Expressing variability is usually important to do in visualizations. In this section, we will explore why graphs that express variability are generally better than graphs that do not using a couple of examples.

7.1 Are Bar Plots Bad? (Class Prep)

Read this short article from the Nature scientific journal, arguing that bar charts “should be purged from much of the scientific literature.”

But, we’ve constructed a few bar plots (and lollipop plots) throughout this course. Have we been making a major mistake?

In some contexts, bar plots are very bad. In general, when they are used to represent summary statistics from continuous variables (like a plot of the sample mean for each level of a categorical variable), they can obscure a lot of the underlying data’s relevant features, including the distribution shape and the sample size. But perhaps most importantly, they obscure any variability in the data. We will see some examples of this in the examples below.

We have used bar plots or lollipop plots to graph counts of categorical variables. In general, using bar plots to represent counts or proportions is still perfectly fine!

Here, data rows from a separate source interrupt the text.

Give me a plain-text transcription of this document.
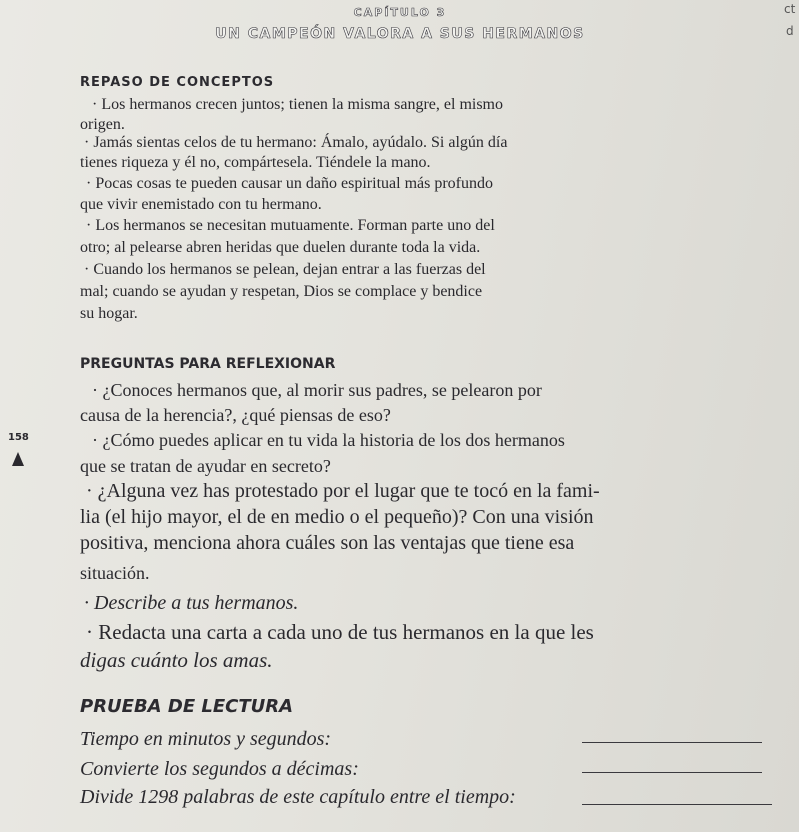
CAPÍTULO 3
UN CAMPEÓN VALORA A SUS HERMANOS
ct
d
REPASO DE CONCEPTOS
· Los hermanos crecen juntos; tienen la misma sangre, el mismo
origen.
· Jamás sientas celos de tu hermano: Ámalo, ayúdalo. Si algún día
tienes riqueza y él no, compártesela. Tiéndele la mano.
· Pocas cosas te pueden causar un daño espiritual más profundo
que vivir enemistado con tu hermano.
· Los hermanos se necesitan mutuamente. Forman parte uno del
otro; al pelearse abren heridas que duelen durante toda la vida.
· Cuando los hermanos se pelean, dejan entrar a las fuerzas del
mal; cuando se ayudan y respetan, Dios se complace y bendice
su hogar.
PREGUNTAS PARA REFLEXIONAR
· ¿Conoces hermanos que, al morir sus padres, se pelearon por
causa de la herencia?, ¿qué piensas de eso?
· ¿Cómo puedes aplicar en tu vida la historia de los dos hermanos
que se tratan de ayudar en secreto?
· ¿Alguna vez has protestado por el lugar que te tocó en la fami-
lia (el hijo mayor, el de en medio o el pequeño)? Con una visión
positiva, menciona ahora cuáles son las ventajas que tiene esa
situación.
· Describe a tus hermanos.
· Redacta una carta a cada uno de tus hermanos en la que les
digas cuánto los amas.
PRUEBA DE LECTURA
Tiempo en minutos y segundos:
Convierte los segundos a décimas:
Divide 1298 palabras de este capítulo entre el tiempo:
158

I would be remiss if I did not include the Pokemon data set at least once in this course. So, here it is! Suppose that we want to compare heights of a few different types of pokemon: Bug, Electric, Fighting, Flying, Grass, and Steel pokemon. To do so, we will make a bar plot of the average height of each type with the code below:

library(tidyverse)
theme_set(theme_minimal())

library(here)
pokemon_df <- read_csv(here("data/pokemon_full.csv"))
pokemon_height <- pokemon_df |> 
  filter(Type %in% c("Bug", "Electric", "Fighting", "Flying",
                     "Grass", "Steel")) |>
  group_by(Type) |>
  summarise(avg_height = mean(height)) |>
  mutate(Type = fct_reorder(Type, avg_height))

ggplot(data = pokemon_height, aes(x = Type, y = avg_height)) +
  geom_col() +
  coord_flip()

From this graph, it might be tempting to conclude that, on average, Steel type pokemon are the tallest while the other types have approximately equal average height. In particular, it looks like Steel type Pokemon have twice the height of Bug type Pokemon, on average.

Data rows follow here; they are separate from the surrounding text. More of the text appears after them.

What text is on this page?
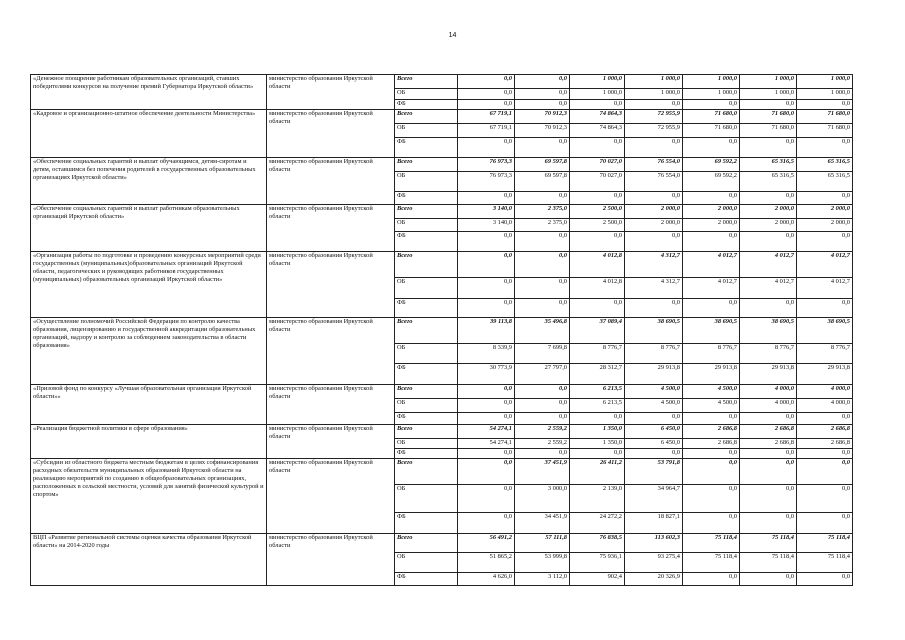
14
«Денежное поощрение работникам образовательных организаций, ставших победителями конкурсов на получение премий Губернатора Иркутской области»	министерство образования Иркутской области	Всего	0,0	0,0	1 000,0	1 000,0	1 000,0	1 000,0	1 000,0
		ОБ	0,0	0,0	1 000,0	1 000,0	1 000,0	1 000,0	1 000,0
		ФБ	0,0	0,0	0,0	0,0	0,0	0,0	0,0
«Кадровое и организационно-штатное обеспечение деятельности Министерства»	министерство образования Иркутской области	Всего	67 719,1	70 912,3	74 864,3	72 955,9	71 680,0	71 680,0	71 680,0
		ОБ	67 719,1	70 912,3	74 864,3	72 955,9	71 680,0	71 680,0	71 680,0
		ФБ	0,0	0,0	0,0	0,0	0,0	0,0	0,0
«Обеспечение социальных гарантий и выплат обучающимся, детям-сиротам и детям, оставшимся без попечения родителей в государственных образовательных организациях Иркутской области»	министерство образования Иркутской области	Всего	76 973,3	69 597,8	70 027,0	76 554,0	69 592,2	65 316,5	65 316,5
		ОБ	76 973,3	69 597,8	70 027,0	76 554,0	69 592,2	65 316,5	65 316,5
		ФБ	0,0	0,0	0,0	0,0	0,0	0,0	0,0
«Обеспечение социальных гарантий и выплат работникам образовательных организаций Иркутской области»	министерство образования Иркутской области	Всего	3 140,0	2 375,0	2 500,0	2 000,0	2 000,0	2 000,0	2 000,0
		ОБ	3 140,0	2 375,0	2 500,0	2 000,0	2 000,0	2 000,0	2 000,0
		ФБ	0,0	0,0	0,0	0,0	0,0	0,0	0,0
«Организация работы по подготовке и проведению конкурсных мероприятий среди государственных (муниципальных)образовательных организаций Иркутской области, педагогических и руководящих работников государственных (муниципальных) образовательных организаций Иркутской области»	министерство образования Иркутской области	Всего	0,0	0,0	4 012,8	4 312,7	4 012,7	4 012,7	4 012,7
		ОБ	0,0	0,0	4 012,8	4 312,7	4 012,7	4 012,7	4 012,7
		ФБ	0,0	0,0	0,0	0,0	0,0	0,0	0,0
«Осуществление полномочий Российской Федерации по контролю качества образования, лицензированию и государственной аккредитации образовательных организаций, надзору и контролю за соблюдением законодательства в области образования»	министерство образования Иркутской области	Всего	39 113,8	35 496,8	37 089,4	38 690,5	38 690,5	38 690,5	38 690,5
		ОБ	8 339,9	7 699,8	8 776,7	8 776,7	8 776,7	8 776,7	8 776,7
		ФБ	30 773,9	27 797,0	28 312,7	29 913,8	29 913,8	29 913,8	29 913,8
«Призовой фонд по конкурсу «Лучшая образовательная организация Иркутской области»»	министерство образования Иркутской области	Всего	0,0	0,0	6 213,5	4 500,0	4 500,0	4 000,0	4 000,0
		ОБ	0,0	0,0	6 213,5	4 500,0	4 500,0	4 000,0	4 000,0
		ФБ	0,0	0,0	0,0	0,0	0,0	0,0	0,0
«Реализация бюджетной политики в сфере образования»	министерство образования Иркутской области	Всего	54 274,1	2 559,2	1 350,0	6 450,0	2 686,8	2 686,8	2 686,8
		ОБ	54 274,1	2 559,2	1 350,0	6 450,0	2 686,8	2 686,8	2 686,8
		ФБ	0,0	0,0	0,0	0,0	0,0	0,0	0,0
«Субсидии из областного бюджета местным бюджетам в целях софинансирования расходных обязательств муниципальных образований Иркутской области на реализацию мероприятий по созданию в общеобразовательных организациях, расположенных в сельской местности, условий для занятий физической культурой и спортом»	министерство образования Иркутской области	Всего	0,0	37 451,9	26 411,2	53 791,8	0,0	0,0	0,0
		ОБ	0,0	3 000,0	2 139,0	34 964,7	0,0	0,0	0,0
		ФБ	0,0	34 451,9	24 272,2	18 827,1	0,0	0,0	0,0
ВЦП «Развитие региональной системы оценки качества образования Иркутской области» на 2014-2020 годы	министерство образования Иркутской области	Всего	56 491,2	57 111,8	76 838,5	113 602,3	75 118,4	75 118,4	75 118,4
		ОБ	51 865,2	53 999,8	75 936,1	93 275,4	75 118,4	75 118,4	75 118,4
		ФБ	4 626,0	3 112,0	902,4	20 326,9	0,0	0,0	0,0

Exercise 1. What can’t we see from this graphic that would be useful?

Exercise 2. Make a different plot that shows more relevant features about the distribution of the height variable in each Pokemon type.

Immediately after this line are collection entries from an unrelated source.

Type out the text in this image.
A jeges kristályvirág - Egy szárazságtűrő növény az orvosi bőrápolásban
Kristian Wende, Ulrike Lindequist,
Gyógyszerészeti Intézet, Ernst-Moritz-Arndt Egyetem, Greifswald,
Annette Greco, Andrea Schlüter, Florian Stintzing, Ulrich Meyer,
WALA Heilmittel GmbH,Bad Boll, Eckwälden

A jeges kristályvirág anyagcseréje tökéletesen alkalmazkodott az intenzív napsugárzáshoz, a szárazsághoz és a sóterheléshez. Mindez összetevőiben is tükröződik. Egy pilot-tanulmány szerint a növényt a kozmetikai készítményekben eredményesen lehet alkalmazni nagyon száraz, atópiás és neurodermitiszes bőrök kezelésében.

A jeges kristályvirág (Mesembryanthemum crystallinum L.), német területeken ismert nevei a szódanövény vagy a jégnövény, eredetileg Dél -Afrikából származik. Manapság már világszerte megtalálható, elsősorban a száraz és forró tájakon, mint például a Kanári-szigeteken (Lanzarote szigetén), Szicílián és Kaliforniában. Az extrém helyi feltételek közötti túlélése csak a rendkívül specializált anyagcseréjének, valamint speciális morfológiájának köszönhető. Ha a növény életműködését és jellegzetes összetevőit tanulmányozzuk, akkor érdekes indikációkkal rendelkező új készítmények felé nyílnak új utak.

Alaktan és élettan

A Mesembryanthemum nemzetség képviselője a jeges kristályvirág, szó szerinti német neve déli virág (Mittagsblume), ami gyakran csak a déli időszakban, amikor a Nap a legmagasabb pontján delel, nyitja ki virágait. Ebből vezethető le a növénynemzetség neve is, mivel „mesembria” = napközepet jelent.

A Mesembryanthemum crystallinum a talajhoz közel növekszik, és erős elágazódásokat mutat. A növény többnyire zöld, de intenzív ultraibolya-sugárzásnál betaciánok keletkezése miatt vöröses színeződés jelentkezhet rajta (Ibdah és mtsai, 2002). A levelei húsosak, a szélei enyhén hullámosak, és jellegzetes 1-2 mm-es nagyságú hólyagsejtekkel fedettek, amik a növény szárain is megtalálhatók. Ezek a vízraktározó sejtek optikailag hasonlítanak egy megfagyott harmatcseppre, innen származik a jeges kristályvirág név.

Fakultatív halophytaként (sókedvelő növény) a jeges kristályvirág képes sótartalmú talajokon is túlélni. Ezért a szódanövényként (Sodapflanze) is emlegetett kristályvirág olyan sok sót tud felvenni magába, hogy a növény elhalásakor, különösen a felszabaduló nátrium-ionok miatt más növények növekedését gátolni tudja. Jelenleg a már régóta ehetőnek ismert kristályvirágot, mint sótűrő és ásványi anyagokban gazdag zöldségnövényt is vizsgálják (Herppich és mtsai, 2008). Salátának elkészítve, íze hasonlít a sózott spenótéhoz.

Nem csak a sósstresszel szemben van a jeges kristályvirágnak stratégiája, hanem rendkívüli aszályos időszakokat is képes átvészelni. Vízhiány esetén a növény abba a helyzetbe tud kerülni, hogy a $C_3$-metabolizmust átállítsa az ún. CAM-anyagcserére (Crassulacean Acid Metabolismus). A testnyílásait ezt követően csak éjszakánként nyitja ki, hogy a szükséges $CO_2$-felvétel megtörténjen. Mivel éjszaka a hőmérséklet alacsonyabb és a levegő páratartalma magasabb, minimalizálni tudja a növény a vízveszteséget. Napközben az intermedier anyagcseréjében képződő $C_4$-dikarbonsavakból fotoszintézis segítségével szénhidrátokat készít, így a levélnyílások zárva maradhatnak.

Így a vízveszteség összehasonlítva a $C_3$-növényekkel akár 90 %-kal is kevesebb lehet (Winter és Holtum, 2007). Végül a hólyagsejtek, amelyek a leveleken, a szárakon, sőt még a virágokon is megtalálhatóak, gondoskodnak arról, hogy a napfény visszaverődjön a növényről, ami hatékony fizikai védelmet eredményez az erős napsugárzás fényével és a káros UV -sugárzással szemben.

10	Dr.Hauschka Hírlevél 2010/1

This issue is very easy to find in other real data sets. As a second example, consider a baseball data set that graphs the median number of homeruns for each player position from a set of Major League Baseball players in the year 2018.

## install.packages("openintro")
library(openintro)
data(mlb_players_18)
mlb_sum <- mlb_players_18 |> group_by(position) |>
  summarise(med_hr = median(HR)) |>
  mutate(position = fct_reorder(position, med_hr))
ggplot(data = mlb_sum, aes(x = position, y = med_hr)) +
  geom_col() +
  coord_flip()

Exercise 3. “Fix” the previous plot to show the underlying variability in the number of homeruns for each player position by making a set of boxplots.

Exercise 4.

Consider a news channel covering a developing hurricane. Which of these types of graphs would better help the general public with the potential variability of the hurricane’s path?

Option 1

OR

Option 2

Exercise 5.

Next, consider fivethirtyeight.com’s coverage of the 2020 presidential election. Much of their forecast given on this page can be simply summarised by saying they predict Biden to win the election with 89% probability. So, why make the supplementary graphics that say the same thing but use a lot more space?


7.2 STAT 113 Survey

You may recall from taking STAT 113 that you completed a survey at the beginning of the semester. Responses from the survey were then used in some examples throughout the semester. We will explore some of these surveys from the past few years, examining different trends in some of the variables through time. For this example, we will also pay particular attention to making sure that our graphics show the underlying variability in the data.

To begin, read in the data set:

library(here)
statsurvey_df <- read_csv(here("data/stat113_survey.csv"))

The data set has many variables. Some that we will use are:

  • time_both, the semester and year the survey was taken
  • GPA, the current GPA of the student
  • Tattoo, whether or not the student has a Tattoo
  • TV, the amount of time spent watching TV per week
  • Facebook, the number of Facebook friends

Using this data set, we answer some interesting questions. First, is there evidence of grade inflation at SLU? That is, is there evidence that student GPAs have increased over time? We will start this problem by making a sketch of a couple of visualizations we might want to create.

7.3 Your Turn

Exercise 1. Is there evidence from the STAT 113 survey that tattoos have become more or less common (at least among SLU students)? Construct a plot that shows the proportion of students who have a Tattoo in each semester from the STAT 113 survey, along with standard error bars for the estimate in each semester.